From: Jason Merrill <jason@redhat.com>
To: Patrick Palka <ppalka@redhat.com>
Cc: gcc-patches@gcc.gnu.org, Jonathan Wakely <jwakely.gcc@gmail.com>
Subject: Re: [PATCH] c++: fold calls to std::move/forward [PR96780]
Date: Mon, 14 Mar 2022 18:20:30 -0400 [thread overview]
Message-ID: <eba8b0c5-614b-d72c-8c4a-58ad2eeacb93@redhat.com> (raw)

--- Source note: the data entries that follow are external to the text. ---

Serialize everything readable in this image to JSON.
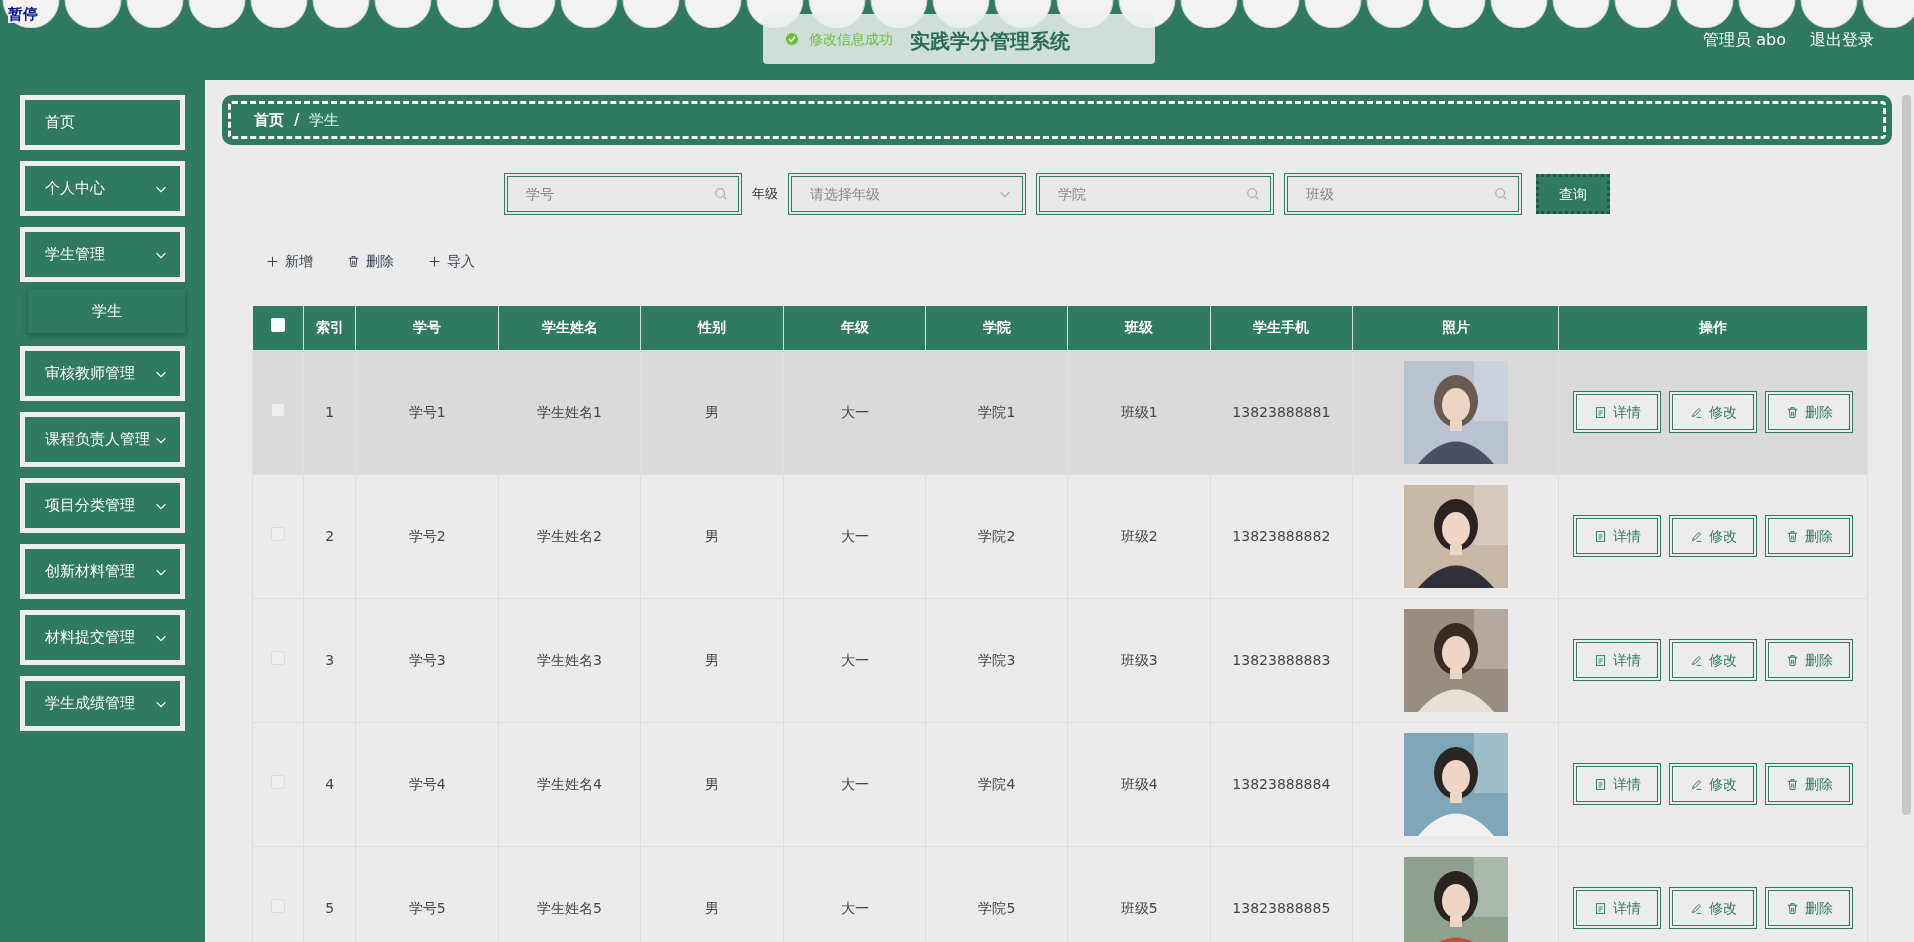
{
  "overlay_label": "暂停",
  "header": {
    "title": "实践学分管理系统",
    "user": "管理员 abo",
    "logout": "退出登录"
  },
  "toast": {
    "message": "修改信息成功"
  },
  "sidebar": {
    "items": [
      {
        "label": "首页",
        "expandable": false
      },
      {
        "label": "个人中心",
        "expandable": true
      },
      {
        "label": "学生管理",
        "expandable": true,
        "children": [
          {
            "label": "学生"
          }
        ]
      },
      {
        "label": "审核教师管理",
        "expandable": true
      },
      {
        "label": "课程负责人管理",
        "expandable": true
      },
      {
        "label": "项目分类管理",
        "expandable": true
      },
      {
        "label": "创新材料管理",
        "expandable": true
      },
      {
        "label": "材料提交管理",
        "expandable": true
      },
      {
        "label": "学生成绩管理",
        "expandable": true
      }
    ]
  },
  "breadcrumb": {
    "items": [
      "首页",
      "学生"
    ],
    "separator": "/"
  },
  "search": {
    "fields": [
      {
        "kind": "text",
        "placeholder": "学号"
      },
      {
        "kind": "label",
        "label": "年级"
      },
      {
        "kind": "select",
        "placeholder": "请选择年级"
      },
      {
        "kind": "text",
        "placeholder": "学院"
      },
      {
        "kind": "text",
        "placeholder": "班级"
      }
    ],
    "button": "查询"
  },
  "toolbar": [
    {
      "kind": "plus",
      "label": "新增"
    },
    {
      "kind": "trash",
      "label": "删除"
    },
    {
      "kind": "plus",
      "label": "导入"
    }
  ],
  "table": {
    "all_checked": false,
    "columns": [
      "索引",
      "学号",
      "学生姓名",
      "性别",
      "年级",
      "学院",
      "班级",
      "学生手机",
      "照片",
      "操作"
    ],
    "rows": [
      {
        "checked": false,
        "highlighted": true,
        "cells": [
          "1",
          "学号1",
          "学生姓名1",
          "男",
          "大一",
          "学院1",
          "班级1",
          "13823888881"
        ],
        "actions": [
          "详情",
          "修改",
          "删除"
        ]
      },
      {
        "checked": false,
        "highlighted": false,
        "cells": [
          "2",
          "学号2",
          "学生姓名2",
          "男",
          "大一",
          "学院2",
          "班级2",
          "13823888882"
        ],
        "actions": [
          "详情",
          "修改",
          "删除"
        ]
      },
      {
        "checked": false,
        "highlighted": false,
        "cells": [
          "3",
          "学号3",
          "学生姓名3",
          "男",
          "大一",
          "学院3",
          "班级3",
          "13823888883"
        ],
        "actions": [
          "详情",
          "修改",
          "删除"
        ]
      },
      {
        "checked": false,
        "highlighted": false,
        "cells": [
          "4",
          "学号4",
          "学生姓名4",
          "男",
          "大一",
          "学院4",
          "班级4",
          "13823888884"
        ],
        "actions": [
          "详情",
          "修改",
          "删除"
        ]
      },
      {
        "checked": false,
        "highlighted": false,
        "cells": [
          "5",
          "学号5",
          "学生姓名5",
          "男",
          "大一",
          "学院5",
          "班级5",
          "13823888885"
        ],
        "actions": [
          "详情",
          "修改",
          "删除"
        ]
      }
    ]
  }
}
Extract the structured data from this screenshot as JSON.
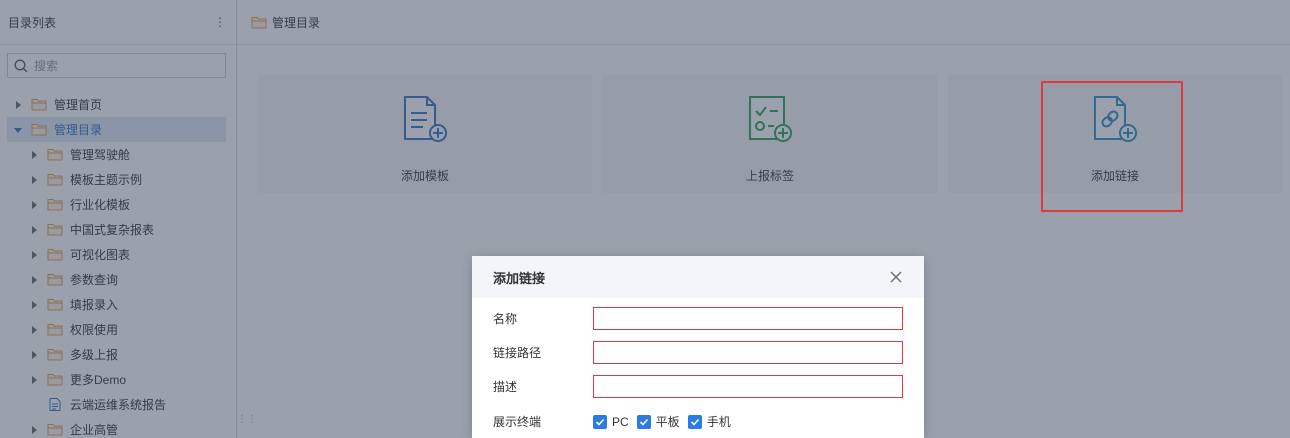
{
  "sidebar": {
    "title": "目录列表",
    "more_icon": "⋮",
    "search_placeholder": "搜索",
    "items": [
      {
        "label": "管理首页",
        "level": 0,
        "type": "folder",
        "expanded": false
      },
      {
        "label": "管理目录",
        "level": 0,
        "type": "folder",
        "expanded": true,
        "selected": true
      },
      {
        "label": "管理驾驶舱",
        "level": 1,
        "type": "folder"
      },
      {
        "label": "模板主题示例",
        "level": 1,
        "type": "folder"
      },
      {
        "label": "行业化模板",
        "level": 1,
        "type": "folder"
      },
      {
        "label": "中国式复杂报表",
        "level": 1,
        "type": "folder"
      },
      {
        "label": "可视化图表",
        "level": 1,
        "type": "folder"
      },
      {
        "label": "参数查询",
        "level": 1,
        "type": "folder"
      },
      {
        "label": "填报录入",
        "level": 1,
        "type": "folder"
      },
      {
        "label": "权限使用",
        "level": 1,
        "type": "folder"
      },
      {
        "label": "多级上报",
        "level": 1,
        "type": "folder"
      },
      {
        "label": "更多Demo",
        "level": 1,
        "type": "folder"
      },
      {
        "label": "云端运维系统报告",
        "level": 1,
        "type": "file"
      },
      {
        "label": "企业高管",
        "level": 1,
        "type": "folder"
      }
    ]
  },
  "breadcrumb": {
    "label": "管理目录"
  },
  "cards": [
    {
      "label": "添加模板",
      "icon": "add-template-icon",
      "color": "#3a6fc4"
    },
    {
      "label": "上报标签",
      "icon": "report-tag-icon",
      "color": "#2e9e5b"
    },
    {
      "label": "添加链接",
      "icon": "add-link-icon",
      "color": "#2a8fc9"
    }
  ],
  "dialog": {
    "title": "添加链接",
    "fields": [
      {
        "label": "名称",
        "value": ""
      },
      {
        "label": "链接路径",
        "value": ""
      },
      {
        "label": "描述",
        "value": ""
      }
    ],
    "terminal_label": "展示终端",
    "terminals": [
      {
        "label": "PC",
        "checked": true
      },
      {
        "label": "平板",
        "checked": true
      },
      {
        "label": "手机",
        "checked": true
      }
    ]
  },
  "colors": {
    "folder": "#e39a4c",
    "selected_bg": "#dce8f7",
    "accent": "#2c7be5",
    "error_border": "#e4393c"
  }
}
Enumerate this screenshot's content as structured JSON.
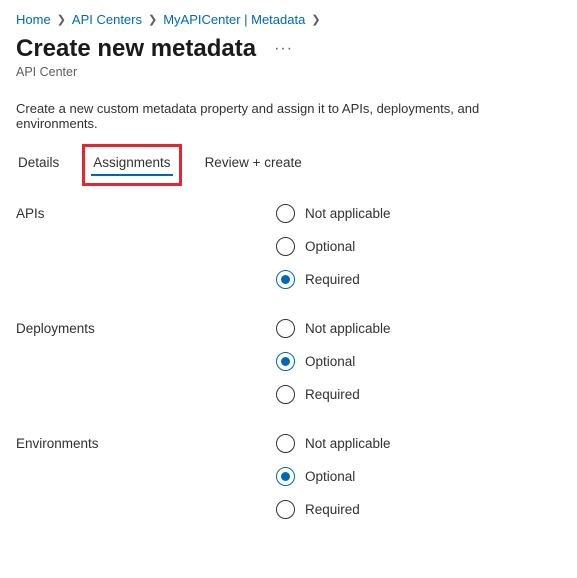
{
  "breadcrumb": {
    "home": "Home",
    "api_centers": "API Centers",
    "current": "MyAPICenter | Metadata"
  },
  "header": {
    "title": "Create new metadata",
    "subtitle": "API Center",
    "more_label": "···"
  },
  "description": "Create a new custom metadata property and assign it to APIs, deployments, and environments.",
  "tabs": {
    "details": "Details",
    "assignments": "Assignments",
    "review": "Review + create"
  },
  "radio_options": {
    "na": "Not applicable",
    "opt": "Optional",
    "req": "Required"
  },
  "groups": {
    "apis": {
      "label": "APIs",
      "selected": "req"
    },
    "deployments": {
      "label": "Deployments",
      "selected": "opt"
    },
    "environments": {
      "label": "Environments",
      "selected": "opt"
    }
  }
}
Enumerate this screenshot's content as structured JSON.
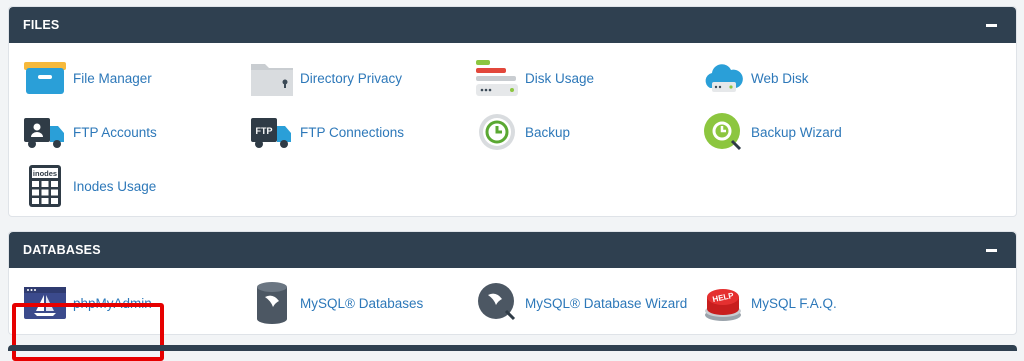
{
  "sections": {
    "files": {
      "title": "FILES",
      "items": [
        {
          "label": "File Manager",
          "icon": "file-manager-icon"
        },
        {
          "label": "Directory Privacy",
          "icon": "folder-lock-icon"
        },
        {
          "label": "Disk Usage",
          "icon": "disk-usage-icon"
        },
        {
          "label": "Web Disk",
          "icon": "cloud-drive-icon"
        },
        {
          "label": "FTP Accounts",
          "icon": "ftp-accounts-truck-icon"
        },
        {
          "label": "FTP Connections",
          "icon": "ftp-connections-truck-icon"
        },
        {
          "label": "Backup",
          "icon": "backup-clock-icon"
        },
        {
          "label": "Backup Wizard",
          "icon": "backup-wizard-icon"
        },
        {
          "label": "Inodes Usage",
          "icon": "inodes-calculator-icon"
        }
      ]
    },
    "databases": {
      "title": "DATABASES",
      "items": [
        {
          "label": "phpMyAdmin",
          "icon": "phpmyadmin-sailboat-icon"
        },
        {
          "label": "MySQL® Databases",
          "icon": "mysql-database-cylinder-icon"
        },
        {
          "label": "MySQL® Database Wizard",
          "icon": "mysql-wizard-icon"
        },
        {
          "label": "MySQL F.A.Q.",
          "icon": "help-button-icon"
        }
      ]
    }
  },
  "icon_texts": {
    "ftp": "FTP",
    "inodes": "inodes",
    "help": "HELP"
  },
  "colors": {
    "header_bg": "#2f4050",
    "link": "#2d78b9",
    "highlight": "#e60000"
  }
}
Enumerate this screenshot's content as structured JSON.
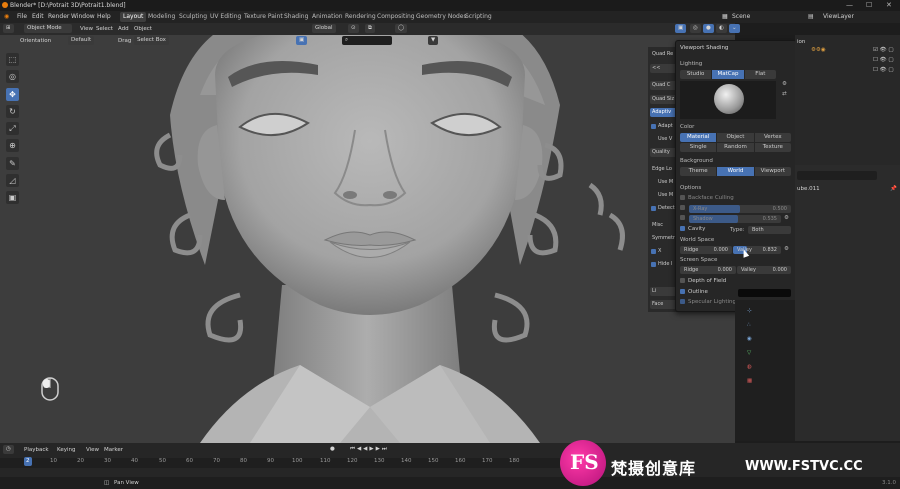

In-Reply-To: <aa1a718c-adad-4a9c-fddc-14946ff6340a@idea>
On 3/14/22 13:13, Patrick Palka wrote:
> On Fri, 11 Mar 2022, Jason Merrill wrote:
>
>> On 3/10/22 11:27, Patrick Palka wrote:
>>> On Wed, 9 Mar 2022, Jason Merrill wrote:
>>>
>>>> On 3/1/22 18:08, Patrick Palka wrote:
>>>>> A well-formed call to std::move/forward is equivalent to a cast, but the
>>>>> former being a function call means it comes with bloated debug info,
>>>>> which
>>>>> persists even after the call has been inlined away, for an operation
>>>>> that
>>>>> is never interesting to debug.
>>>>>
>>>>> This patch addresses this problem in a relatively ad-hoc way by folding
>>>>> calls to std::move/forward into casts as part of the frontend's general
>>>>> expression folding routine. After this patch with -O2 and a
>>>>> non-checking
>>>>> compiler, debug info size for some testcases decreases by about ~10% and
>>>>> overall compile time and memory usage decreases by ~2%.
>>>>
>>>> Impressive. Which testcases?
>>>
>>> I saw the largest percent reductions in debug file object size in
>>> various tests from cmcstl2 and range-v3, e.g.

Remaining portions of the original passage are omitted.